Crédit photo : Utile.fr

Le départ d’un colocataire n’est pas une mince affaire. En plus de l’éventuelle émotion liée à l’événement, il est nécessaire de faire face à une charge administrative non-négligeable. Voici ce qu’il faut savoir pour bien gérer le remplacement d’un colocataire.

Quelle est la procédure légale à suivre lorsqu’un colocataire quitte un logement en colocation ?

Comme pour toute location, un locataire sortant doit informer le propriétaire ou le bailleur de son départ, par Lettre Recommandée avec Accusé de Réception. S’il s’agit d’un logement meublé, ce préavis est d’un mois. S’il s’agit d’un logement vide, le préavis est alors de trois mois.

D’un point de vue pratique, quelles autres formalités doit effectuer le locataire sortant ?

Le locataire veillera à informer de son changement d’adresse, lorsque nécessaire, sa banque, son employeur, le trésor public, la Caisse d’Allocations Familiales et La Poste.

Le départ d’un colocataire met-il fin au bail de location ?

En général, sauf dispositions contraires, dans un contrat de colocation, le départ d’un des colocataires ne met pas fin au bail. Le terme du bail est marqué, soit par le départ de TOUS les colocataires, soit par la date de fin indiquée sur le contrat de colocation.

Qu’en est-il du dépôt de garantie ?

Légalement, le propriétaire ou le bailleur n’est pas tenu de restituer le dépôt de garantie versé par les locataires avant la fin du bail. Toutefois, le locataire sortant peut proposer un arrangement au propriétaire ou au bailleur, dans le but de substituer le dépôt de garantie du locataire entrant au sien. Il peut également s’arranger avec les locataires restants pour récupérer sa quote-part du dépôt de garantie lors de son départ.

Faut-il réaliser un état des lieux intermédiaire ?

La loi ne vous y oblige pas. En revanche, il est vivement recommandé au locataire sortant d’établir un état des lieux partiel au moment de son départ, pour éviter de devoir supporter le coût éventuel de dommages causés après son départ.

Est-il nécessaire de rédiger un avenant au contrat de colocation ?
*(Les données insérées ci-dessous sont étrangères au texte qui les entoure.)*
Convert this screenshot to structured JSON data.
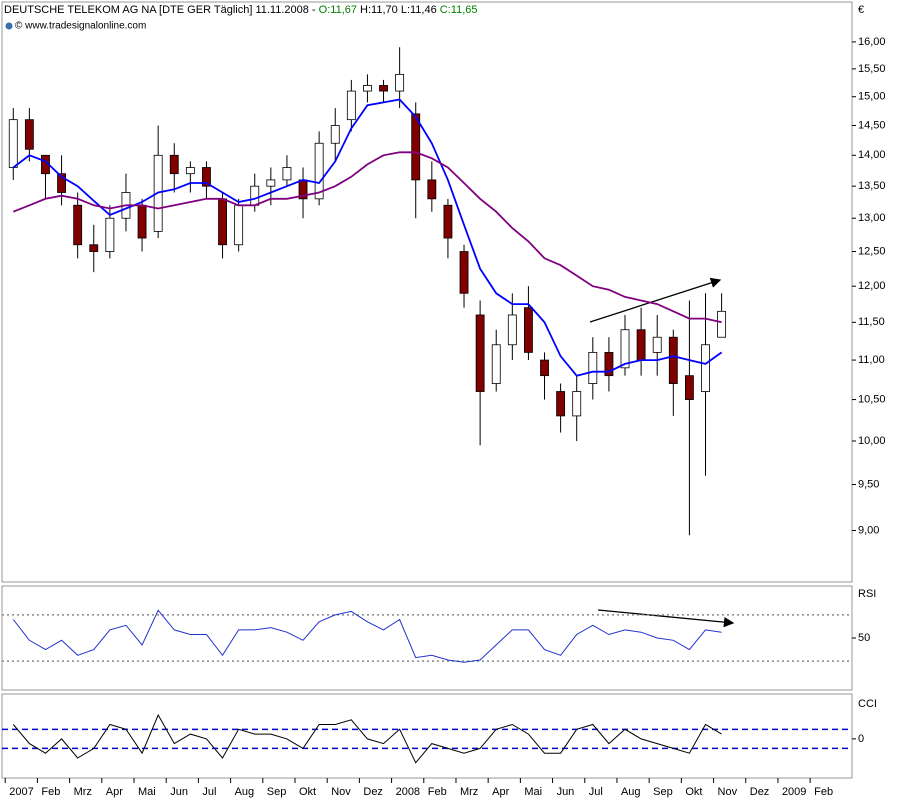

Il n’est pas obligatoire pour le propriétaire ou le bailleur d’établir un avenant au contrat de colocation lors du départ d’un des colocataires. Attention toutefois : il est recommandé aux locataires, notamment au locataire sortant, d’y procéder. Rédiger un tel avenant pourra en effet lui permettre de se décharger du paiement des loyers après son départ qui, autrement, pourrait lui être imputé du fait de la solidarité qui unit les colocataires.

Que doit contenir un avenant au bail de colocation ?

Un avenant au contrat de colocation doit comporter les mentions suivantes :

  • Les noms, prénoms et adresses de toutes les parties : propriétaire ou bailleur d’une part, colocataires — sortant(s), restant(s), entrant(s) — d’autre part.
  • Une synthèse des faits ayant mené à la rédaction de l’avenant.
  • Le fait que les conditions d’application du bail demeurent inchangées, y compris pour le colocataire entrant.
  • La signature de toutes les parties.

Le colocataire quittant l’appartement est-il tenu de trouver un remplaçant ?

En substance, non, le colocataire quittant l’appartement n’est pas légalement tenu de trouver un remplaçant. Toutefois, deux cas de figure peuvent se présenter :

  • Si l’avenant stipule que la clause de solidarité est maintenue, le locataire sortant devra continuer d’assurer le paiement des loyers, même s’il ne réside plus dans l’appartement. Il sera donc financièrement à son avantage de trouver un nouveau colocataire.
  • Sinon, il sera déchargé de toute responsabilité et il reviendra aux colocataires restants d’assurer le paiement des loyers. Il sera alors financièrement à leur avantage de trouver un nouveau colocataire.

Bien entendu, il est préférable de trouver un accord commun, amiable et préalable, satisfaisant à la fois le locataire sortant et les locataires restants.

Quelles sont les obligations du locataire entrant ?

Le locataire entrant doit figurer sur l’avenant au contrat de bail et respecter les conditions mentionnées dans celui-ci, au même titre que les autres locataires.

Pour bien gérer le remplacement d’un colocataire, les maîtres-mots sont l’organisation et la bonne foi. Vous serez ainsi en mesure d’assurer une transition en bonne et due forme et dans la bonne humeur.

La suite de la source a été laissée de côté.